In the analysis of a full rehabilitation for tetracycline staining and reduced vertical dimension of occlusion, Dr Luo demonstrated a stepwise strategy — digital diagnostic wax-up, fabrication of high-precision templates, staged increase of the vertical dimension using temporary restorations and monitoring of TMJ function and articulation. Stepwise increase of the vertical dimension was implemented through temporary restorations with assessment of function, muscle adaptation and phonetics before final fixation.

Technical highlights included the use of 3D-printed templates for guided preparation, integration of digital occlusal analysis and control of contacts in static and dynamic conditions. Expert comment: in such cases the digital approach increases controllability of the process, allows modeling of biomechanical consequences and reduces the likelihood of unforeseen complications in the final rehabilitation.

Geography as a strategic platform: Palma de Mallorca

Exocad Insights 2026 in Palma de Mallorca acted as a transnational platform promoting synchronization of standards and interdisciplinary cooperation; the scale of the event reflects the shift of the educational model to a digital ecosystem of continuous professional development. International symposia accelerate dissemination of best practices, promote critical discussion of protocols and stimulate collaborative research.

Expert comment: for clinics, participation in such events is a tool for evaluating new solutions, integration possibilities and building local quality standards, especially in the context of rapid development of software and hardware solutions.

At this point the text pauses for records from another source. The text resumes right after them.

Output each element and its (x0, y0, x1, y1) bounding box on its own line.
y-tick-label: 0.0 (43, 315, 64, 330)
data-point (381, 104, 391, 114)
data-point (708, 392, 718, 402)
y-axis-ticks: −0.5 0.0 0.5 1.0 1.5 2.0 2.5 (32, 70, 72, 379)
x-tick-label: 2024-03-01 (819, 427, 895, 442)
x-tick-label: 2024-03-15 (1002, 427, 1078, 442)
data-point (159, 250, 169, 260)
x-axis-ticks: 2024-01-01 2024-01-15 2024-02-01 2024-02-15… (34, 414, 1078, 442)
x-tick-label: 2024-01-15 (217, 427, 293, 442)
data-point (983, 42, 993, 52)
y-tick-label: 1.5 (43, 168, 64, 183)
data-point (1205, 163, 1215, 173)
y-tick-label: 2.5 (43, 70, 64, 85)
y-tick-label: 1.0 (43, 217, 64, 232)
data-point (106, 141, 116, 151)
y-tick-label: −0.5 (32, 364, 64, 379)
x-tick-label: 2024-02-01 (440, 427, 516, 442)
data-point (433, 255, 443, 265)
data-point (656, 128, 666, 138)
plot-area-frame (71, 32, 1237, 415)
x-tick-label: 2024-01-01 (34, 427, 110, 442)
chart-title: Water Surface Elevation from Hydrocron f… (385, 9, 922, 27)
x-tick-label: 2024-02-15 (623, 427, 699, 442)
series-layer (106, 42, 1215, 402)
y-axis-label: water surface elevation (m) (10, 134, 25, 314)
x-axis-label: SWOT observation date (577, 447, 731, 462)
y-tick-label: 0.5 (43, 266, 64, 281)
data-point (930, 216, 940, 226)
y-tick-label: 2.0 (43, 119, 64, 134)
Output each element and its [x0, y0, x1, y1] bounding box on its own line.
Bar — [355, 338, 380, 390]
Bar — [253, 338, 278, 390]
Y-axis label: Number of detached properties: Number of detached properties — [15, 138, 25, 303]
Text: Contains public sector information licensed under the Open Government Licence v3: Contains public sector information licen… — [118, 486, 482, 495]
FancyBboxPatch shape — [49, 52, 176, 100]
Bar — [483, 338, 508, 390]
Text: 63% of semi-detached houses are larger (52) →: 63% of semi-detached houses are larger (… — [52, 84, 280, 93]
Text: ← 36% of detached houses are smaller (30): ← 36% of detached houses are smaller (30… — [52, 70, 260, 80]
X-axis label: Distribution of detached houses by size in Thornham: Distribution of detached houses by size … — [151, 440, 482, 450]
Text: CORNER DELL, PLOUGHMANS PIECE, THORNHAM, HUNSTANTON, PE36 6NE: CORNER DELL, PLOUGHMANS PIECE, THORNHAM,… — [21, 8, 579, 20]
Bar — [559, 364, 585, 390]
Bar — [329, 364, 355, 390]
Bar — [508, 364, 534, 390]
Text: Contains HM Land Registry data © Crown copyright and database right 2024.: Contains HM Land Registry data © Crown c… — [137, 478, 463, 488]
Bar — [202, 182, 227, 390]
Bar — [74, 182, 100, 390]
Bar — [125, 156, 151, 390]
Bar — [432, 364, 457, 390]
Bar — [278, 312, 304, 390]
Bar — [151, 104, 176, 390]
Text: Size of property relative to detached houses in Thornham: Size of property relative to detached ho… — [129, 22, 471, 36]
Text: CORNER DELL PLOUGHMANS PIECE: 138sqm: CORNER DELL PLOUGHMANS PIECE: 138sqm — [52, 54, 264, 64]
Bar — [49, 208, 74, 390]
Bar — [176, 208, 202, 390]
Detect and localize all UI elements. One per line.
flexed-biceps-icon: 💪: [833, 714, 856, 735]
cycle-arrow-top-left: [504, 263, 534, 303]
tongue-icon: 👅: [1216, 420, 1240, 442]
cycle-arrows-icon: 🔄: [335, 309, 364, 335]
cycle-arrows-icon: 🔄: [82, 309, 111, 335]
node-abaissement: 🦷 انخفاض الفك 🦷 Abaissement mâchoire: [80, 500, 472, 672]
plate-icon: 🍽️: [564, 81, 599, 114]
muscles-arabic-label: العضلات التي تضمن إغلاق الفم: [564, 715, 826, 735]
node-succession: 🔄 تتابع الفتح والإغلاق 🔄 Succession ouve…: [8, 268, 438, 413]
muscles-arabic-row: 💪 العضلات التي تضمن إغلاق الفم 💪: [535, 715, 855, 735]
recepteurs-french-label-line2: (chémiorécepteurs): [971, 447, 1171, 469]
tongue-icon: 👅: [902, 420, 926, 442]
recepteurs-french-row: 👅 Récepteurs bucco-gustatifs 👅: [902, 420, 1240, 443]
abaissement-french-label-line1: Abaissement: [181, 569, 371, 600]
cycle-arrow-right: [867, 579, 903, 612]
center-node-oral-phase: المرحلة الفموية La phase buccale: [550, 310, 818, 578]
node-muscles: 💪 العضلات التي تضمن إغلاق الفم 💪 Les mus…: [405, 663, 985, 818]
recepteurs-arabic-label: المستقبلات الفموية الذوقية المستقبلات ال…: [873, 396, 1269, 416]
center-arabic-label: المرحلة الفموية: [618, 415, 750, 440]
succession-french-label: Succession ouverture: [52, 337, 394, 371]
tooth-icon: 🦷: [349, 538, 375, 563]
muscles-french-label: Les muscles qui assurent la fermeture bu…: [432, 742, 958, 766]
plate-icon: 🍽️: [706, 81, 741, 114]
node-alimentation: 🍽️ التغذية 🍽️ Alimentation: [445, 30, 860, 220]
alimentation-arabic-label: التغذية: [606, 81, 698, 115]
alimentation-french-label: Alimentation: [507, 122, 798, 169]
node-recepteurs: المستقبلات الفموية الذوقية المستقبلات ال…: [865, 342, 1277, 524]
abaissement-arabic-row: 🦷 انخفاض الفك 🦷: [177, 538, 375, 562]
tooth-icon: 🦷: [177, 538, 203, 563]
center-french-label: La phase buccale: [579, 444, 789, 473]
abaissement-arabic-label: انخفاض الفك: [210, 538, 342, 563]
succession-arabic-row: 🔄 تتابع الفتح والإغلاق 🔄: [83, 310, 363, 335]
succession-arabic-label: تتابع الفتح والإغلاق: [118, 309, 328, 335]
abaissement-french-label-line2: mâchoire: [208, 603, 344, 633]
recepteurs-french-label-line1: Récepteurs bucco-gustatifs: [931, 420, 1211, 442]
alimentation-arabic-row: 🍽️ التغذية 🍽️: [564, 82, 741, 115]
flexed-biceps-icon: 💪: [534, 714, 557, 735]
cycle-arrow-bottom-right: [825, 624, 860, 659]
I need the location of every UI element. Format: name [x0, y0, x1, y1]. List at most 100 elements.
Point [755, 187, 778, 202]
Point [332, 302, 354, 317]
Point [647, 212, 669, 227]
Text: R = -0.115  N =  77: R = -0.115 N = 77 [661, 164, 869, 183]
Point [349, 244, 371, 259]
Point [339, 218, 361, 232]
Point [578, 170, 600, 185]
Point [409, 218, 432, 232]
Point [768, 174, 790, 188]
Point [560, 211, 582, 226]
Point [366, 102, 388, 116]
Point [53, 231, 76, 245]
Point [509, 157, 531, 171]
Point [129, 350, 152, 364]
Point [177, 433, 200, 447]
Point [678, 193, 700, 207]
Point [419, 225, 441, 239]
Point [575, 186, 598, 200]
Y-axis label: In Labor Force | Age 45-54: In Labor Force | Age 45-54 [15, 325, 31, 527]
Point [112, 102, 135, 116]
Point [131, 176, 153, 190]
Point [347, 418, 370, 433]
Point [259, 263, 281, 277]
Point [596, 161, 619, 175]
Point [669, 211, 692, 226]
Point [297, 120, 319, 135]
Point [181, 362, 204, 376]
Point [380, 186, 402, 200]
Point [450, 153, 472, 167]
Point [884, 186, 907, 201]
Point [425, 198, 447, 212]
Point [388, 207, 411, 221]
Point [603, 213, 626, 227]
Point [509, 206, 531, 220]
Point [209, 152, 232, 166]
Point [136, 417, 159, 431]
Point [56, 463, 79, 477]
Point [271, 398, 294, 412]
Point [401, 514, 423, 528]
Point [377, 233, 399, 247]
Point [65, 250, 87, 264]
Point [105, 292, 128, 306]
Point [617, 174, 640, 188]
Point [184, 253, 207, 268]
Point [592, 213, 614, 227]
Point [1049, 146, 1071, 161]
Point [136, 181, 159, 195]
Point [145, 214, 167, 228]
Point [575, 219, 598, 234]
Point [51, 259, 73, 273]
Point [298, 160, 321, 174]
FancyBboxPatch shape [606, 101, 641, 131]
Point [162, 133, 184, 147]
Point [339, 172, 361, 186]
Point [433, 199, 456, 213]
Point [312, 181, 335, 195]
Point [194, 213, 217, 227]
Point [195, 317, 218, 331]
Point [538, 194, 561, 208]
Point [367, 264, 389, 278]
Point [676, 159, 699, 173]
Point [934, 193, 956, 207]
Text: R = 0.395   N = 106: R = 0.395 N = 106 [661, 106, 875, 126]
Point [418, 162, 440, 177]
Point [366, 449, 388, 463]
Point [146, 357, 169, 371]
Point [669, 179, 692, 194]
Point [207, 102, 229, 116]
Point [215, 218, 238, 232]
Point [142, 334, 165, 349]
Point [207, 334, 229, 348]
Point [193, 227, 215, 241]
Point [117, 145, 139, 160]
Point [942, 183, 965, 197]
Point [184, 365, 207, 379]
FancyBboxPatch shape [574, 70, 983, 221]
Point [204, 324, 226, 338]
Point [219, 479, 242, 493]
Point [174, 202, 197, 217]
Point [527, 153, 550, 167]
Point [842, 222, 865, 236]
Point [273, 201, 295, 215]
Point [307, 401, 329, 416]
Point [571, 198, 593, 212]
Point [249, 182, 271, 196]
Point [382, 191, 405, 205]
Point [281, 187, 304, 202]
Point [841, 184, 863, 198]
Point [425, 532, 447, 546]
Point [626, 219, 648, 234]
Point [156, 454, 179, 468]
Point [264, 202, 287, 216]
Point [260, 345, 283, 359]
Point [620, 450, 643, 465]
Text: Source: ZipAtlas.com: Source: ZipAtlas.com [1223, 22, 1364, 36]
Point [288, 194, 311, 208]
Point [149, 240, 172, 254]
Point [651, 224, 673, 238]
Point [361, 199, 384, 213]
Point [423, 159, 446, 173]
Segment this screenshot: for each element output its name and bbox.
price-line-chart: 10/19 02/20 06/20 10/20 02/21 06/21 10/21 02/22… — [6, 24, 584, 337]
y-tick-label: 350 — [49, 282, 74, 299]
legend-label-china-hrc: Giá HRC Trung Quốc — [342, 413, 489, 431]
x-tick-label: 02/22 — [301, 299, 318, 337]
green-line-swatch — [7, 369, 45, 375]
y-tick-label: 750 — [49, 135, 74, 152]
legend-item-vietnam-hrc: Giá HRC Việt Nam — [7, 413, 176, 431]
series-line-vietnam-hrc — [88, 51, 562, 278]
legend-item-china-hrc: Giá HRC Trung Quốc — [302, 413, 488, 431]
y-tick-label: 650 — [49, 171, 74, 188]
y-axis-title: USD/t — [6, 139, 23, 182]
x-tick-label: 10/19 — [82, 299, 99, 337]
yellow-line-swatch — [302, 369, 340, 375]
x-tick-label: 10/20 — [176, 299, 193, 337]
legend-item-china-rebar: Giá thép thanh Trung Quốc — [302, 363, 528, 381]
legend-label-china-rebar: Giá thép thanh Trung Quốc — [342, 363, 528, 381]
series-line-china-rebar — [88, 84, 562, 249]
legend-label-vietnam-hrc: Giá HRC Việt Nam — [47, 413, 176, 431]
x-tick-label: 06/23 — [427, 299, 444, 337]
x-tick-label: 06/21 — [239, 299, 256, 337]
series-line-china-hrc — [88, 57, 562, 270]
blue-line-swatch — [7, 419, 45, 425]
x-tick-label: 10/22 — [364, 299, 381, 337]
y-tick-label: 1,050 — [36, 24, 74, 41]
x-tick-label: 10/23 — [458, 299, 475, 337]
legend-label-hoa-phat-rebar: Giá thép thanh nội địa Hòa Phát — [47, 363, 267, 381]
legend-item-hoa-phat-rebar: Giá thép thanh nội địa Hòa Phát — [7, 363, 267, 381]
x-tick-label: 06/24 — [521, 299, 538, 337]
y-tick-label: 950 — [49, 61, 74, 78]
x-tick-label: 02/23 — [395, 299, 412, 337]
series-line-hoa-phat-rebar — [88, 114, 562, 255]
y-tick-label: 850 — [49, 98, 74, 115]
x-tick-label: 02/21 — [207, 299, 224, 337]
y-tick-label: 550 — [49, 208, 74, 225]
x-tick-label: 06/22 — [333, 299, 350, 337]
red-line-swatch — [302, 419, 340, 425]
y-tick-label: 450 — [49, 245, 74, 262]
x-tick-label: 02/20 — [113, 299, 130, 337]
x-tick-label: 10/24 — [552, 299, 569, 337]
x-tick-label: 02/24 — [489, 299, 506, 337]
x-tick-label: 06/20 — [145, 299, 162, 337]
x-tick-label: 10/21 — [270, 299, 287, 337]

Conclusions and practical recommendations

Exocad Insights 2026 confirmed that modern dentistry is evolving toward an integrated digital ecosystem where key components are accuracy of data registration, protocol standardization, clinical validation and interdisciplinary communication. For practicing dentists this means the need to invest not only in equipment but also in staff training, development of standard operating protocols, regular validation of digital chains and critical assessment of AI algorithms in their local clinical context.

In summary, digitization makes complex clinical cases more manageable and predictable provided there is strict standardization, quality validation and systematic training of the clinic team.